A Roma incontrò diverse volte Papa Sisto, che gli affidò diversi incarichi. S'imbarcò quindi
a Civitavecchia per la Francia. Al suo arrivo presso la corte, nel Castello di Plessis-lez-Tours, Luigi XI
gli s'inginocchiò. L'eremita non lo guarì dal male, ma la sua azione portò a un miglioramento dei
rapporti tra la Francia e il Pontefice. Francesco visse in Francia circa venticinque anni e seppe farsi
apprezzare dal popolo semplice come dai dotti della Sorbona. Molti religiosi francescani, benedettini ed
eremiti, affascinati dal suo stile di vita, si aggregarono a lui anche in Francia, contribuendo
all'universalizzazione del suo ordine. Questo comportò gradualmente il passaggio da un puro
eremitismo a un vero e proprio cenobitismo, con la fondazione di un secondo ordine (per le suore) e un
terzo (per i laici). Le rispettive regole furono approvate da Papa Giulio II il 28 luglio 1506. Il re Carlo VIII,
successore di Luigi XI, stimò molto Francesco e contribuì alla fondazione di due monasteri dell'Ordine
dei Minimi, uno a Plessis-lez-Tours e uno sul monte Pincio a Roma. Nel 1498, alla morte di Carlo VIII,
ascese al trono Luigi XII che, benché Francesco chiedesse di tornare in Italia, non lo concesse. Il santo
eremita aveva ormai 82 anni, e da 15 viveva in terra straniera.

Il sereno epilogo e la grande eredità spirituale[modifica | modifica wikitesto]


Dopo aver trascorso gli ultimi anni in serena solitudine, morì in Francia a Plessis-lez-Tours il 2
aprile 1507, un venerdì santo, a ben 91 anni, età più che ragguardevole per l'epoca. Approssimandosi
la sua fine, chiamò a sé i suoi confratelli sul letto di morte, esortandoli alla carità vicendevole e al
mantenimento dell'austerità nella regola. Provvide alla nomina del vicario generale e infine, dopo avere
ricevuto i sacramenti, si fece leggere la Passione secondo Giovanni.
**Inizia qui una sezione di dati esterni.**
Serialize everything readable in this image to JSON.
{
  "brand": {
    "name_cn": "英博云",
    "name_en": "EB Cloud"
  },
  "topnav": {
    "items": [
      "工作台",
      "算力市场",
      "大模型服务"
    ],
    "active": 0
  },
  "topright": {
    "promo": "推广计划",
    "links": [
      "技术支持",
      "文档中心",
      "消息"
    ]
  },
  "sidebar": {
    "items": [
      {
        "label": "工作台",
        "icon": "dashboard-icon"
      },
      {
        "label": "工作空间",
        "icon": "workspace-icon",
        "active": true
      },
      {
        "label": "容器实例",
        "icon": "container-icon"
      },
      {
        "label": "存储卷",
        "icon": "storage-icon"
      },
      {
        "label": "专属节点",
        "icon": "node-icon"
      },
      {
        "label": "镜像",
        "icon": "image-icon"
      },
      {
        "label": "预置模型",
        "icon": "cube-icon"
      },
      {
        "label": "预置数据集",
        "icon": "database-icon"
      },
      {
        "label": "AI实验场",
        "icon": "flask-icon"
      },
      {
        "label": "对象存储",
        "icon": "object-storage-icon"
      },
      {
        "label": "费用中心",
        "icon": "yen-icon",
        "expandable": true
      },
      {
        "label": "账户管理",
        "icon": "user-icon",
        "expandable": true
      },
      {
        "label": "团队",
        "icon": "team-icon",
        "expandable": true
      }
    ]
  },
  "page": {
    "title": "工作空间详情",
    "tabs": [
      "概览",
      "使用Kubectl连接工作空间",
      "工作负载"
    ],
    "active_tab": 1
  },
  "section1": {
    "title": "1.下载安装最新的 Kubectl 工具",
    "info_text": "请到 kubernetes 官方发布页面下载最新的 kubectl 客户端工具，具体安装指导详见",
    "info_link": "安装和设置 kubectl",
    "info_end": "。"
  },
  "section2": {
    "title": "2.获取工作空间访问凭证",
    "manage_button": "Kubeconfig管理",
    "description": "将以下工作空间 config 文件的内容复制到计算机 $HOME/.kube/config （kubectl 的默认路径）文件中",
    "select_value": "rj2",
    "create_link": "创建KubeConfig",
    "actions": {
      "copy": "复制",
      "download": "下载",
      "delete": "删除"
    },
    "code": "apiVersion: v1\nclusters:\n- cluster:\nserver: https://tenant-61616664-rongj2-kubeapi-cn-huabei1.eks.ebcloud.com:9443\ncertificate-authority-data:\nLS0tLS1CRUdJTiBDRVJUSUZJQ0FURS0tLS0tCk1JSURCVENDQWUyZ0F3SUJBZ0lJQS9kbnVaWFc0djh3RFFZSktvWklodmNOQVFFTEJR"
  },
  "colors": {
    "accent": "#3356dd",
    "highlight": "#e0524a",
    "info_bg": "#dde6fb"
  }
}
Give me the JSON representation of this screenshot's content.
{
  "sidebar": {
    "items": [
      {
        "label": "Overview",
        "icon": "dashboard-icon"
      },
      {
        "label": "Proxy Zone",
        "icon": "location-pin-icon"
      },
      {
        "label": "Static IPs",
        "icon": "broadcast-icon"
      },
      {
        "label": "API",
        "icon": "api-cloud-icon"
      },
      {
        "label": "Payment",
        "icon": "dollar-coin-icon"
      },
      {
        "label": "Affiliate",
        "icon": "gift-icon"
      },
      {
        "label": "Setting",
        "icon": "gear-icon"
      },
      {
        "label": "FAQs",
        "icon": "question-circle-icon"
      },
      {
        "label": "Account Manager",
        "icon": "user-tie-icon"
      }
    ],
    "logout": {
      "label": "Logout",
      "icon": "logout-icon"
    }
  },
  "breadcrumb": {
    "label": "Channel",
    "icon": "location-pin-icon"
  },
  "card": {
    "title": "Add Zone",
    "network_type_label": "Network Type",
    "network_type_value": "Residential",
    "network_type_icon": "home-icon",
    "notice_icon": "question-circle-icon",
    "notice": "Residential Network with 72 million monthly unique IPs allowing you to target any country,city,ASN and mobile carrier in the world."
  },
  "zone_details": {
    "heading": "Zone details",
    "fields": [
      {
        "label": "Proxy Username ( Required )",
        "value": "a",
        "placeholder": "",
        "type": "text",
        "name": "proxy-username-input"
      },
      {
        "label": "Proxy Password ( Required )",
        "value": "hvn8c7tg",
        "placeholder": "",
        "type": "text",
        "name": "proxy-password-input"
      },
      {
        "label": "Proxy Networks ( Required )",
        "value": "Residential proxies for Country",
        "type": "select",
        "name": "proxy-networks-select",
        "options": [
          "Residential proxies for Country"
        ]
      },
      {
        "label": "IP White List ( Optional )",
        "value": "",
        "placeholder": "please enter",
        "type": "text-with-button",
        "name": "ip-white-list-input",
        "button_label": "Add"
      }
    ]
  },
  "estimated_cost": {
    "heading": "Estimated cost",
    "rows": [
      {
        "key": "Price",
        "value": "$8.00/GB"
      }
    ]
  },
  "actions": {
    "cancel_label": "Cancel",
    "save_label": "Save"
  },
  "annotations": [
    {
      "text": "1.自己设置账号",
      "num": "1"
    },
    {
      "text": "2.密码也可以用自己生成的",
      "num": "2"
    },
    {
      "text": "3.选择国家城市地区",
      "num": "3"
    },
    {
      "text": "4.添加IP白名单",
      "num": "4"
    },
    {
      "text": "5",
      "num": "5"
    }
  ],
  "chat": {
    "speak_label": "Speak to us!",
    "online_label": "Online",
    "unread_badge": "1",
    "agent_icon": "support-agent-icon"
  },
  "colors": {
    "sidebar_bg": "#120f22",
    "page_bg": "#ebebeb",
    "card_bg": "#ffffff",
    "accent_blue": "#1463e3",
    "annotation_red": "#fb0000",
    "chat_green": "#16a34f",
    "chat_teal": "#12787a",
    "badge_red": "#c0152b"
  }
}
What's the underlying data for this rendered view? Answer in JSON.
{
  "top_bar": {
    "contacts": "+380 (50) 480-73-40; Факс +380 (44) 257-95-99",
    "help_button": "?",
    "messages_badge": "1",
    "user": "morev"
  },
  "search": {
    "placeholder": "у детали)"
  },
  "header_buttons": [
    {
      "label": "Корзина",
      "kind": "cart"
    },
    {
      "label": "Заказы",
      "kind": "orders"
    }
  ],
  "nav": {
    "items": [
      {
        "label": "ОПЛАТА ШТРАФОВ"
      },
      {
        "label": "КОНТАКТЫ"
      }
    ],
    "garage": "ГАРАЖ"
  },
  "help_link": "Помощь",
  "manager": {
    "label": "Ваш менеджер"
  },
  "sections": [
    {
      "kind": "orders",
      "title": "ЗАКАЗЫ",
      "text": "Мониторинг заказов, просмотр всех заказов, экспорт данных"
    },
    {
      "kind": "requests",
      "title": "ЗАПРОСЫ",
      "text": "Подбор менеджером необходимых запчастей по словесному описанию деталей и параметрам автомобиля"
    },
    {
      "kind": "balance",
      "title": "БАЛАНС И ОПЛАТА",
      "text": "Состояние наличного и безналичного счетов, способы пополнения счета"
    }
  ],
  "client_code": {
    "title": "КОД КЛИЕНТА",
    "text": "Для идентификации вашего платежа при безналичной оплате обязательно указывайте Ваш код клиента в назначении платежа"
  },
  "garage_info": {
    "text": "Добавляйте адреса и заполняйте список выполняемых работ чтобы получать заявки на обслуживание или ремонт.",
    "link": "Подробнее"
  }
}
Culto[modifica | modifica wikitesto]


Fu canonizzato il 1º maggio 1519, a soli dodici anni dalla sua morte, durante il pontificato di Papa
Leone X (al quale predisse l'elezione al soglio pontificio quando questi era ancora bambino[12]), evento
molto raro per i suoi tempi. Il 13 aprile 1562, degli ugonotti forzarono la sua tomba, trovarono il corpo
incorrotto e vi diedero fuoco.[13] A causa dell'incendio sono rimaste pochissime reliquie, conservate in
massima parte nei conventi dei Minimi, fra cui Palermo, Milazzo e Paola. La sua festa si celebra il 2
aprile, giorno della sua nascita al Cielo. Tuttavia, non potendosi spesso celebrare come festa liturgica
perché quasi sempre ricorre in Quaresima, la si festeggia ogni anno a Paola nell'anniversario della
sua canonizzazione, il 1º maggio. La notizia, però, arrivò a Paola tre giorni dopo; per questo i
festeggiamenti si tengono dall'1 al 4 maggio.
Urbano VIII il 23 marzo 1630 lo dichiara Patrono del Regno di Sicilia.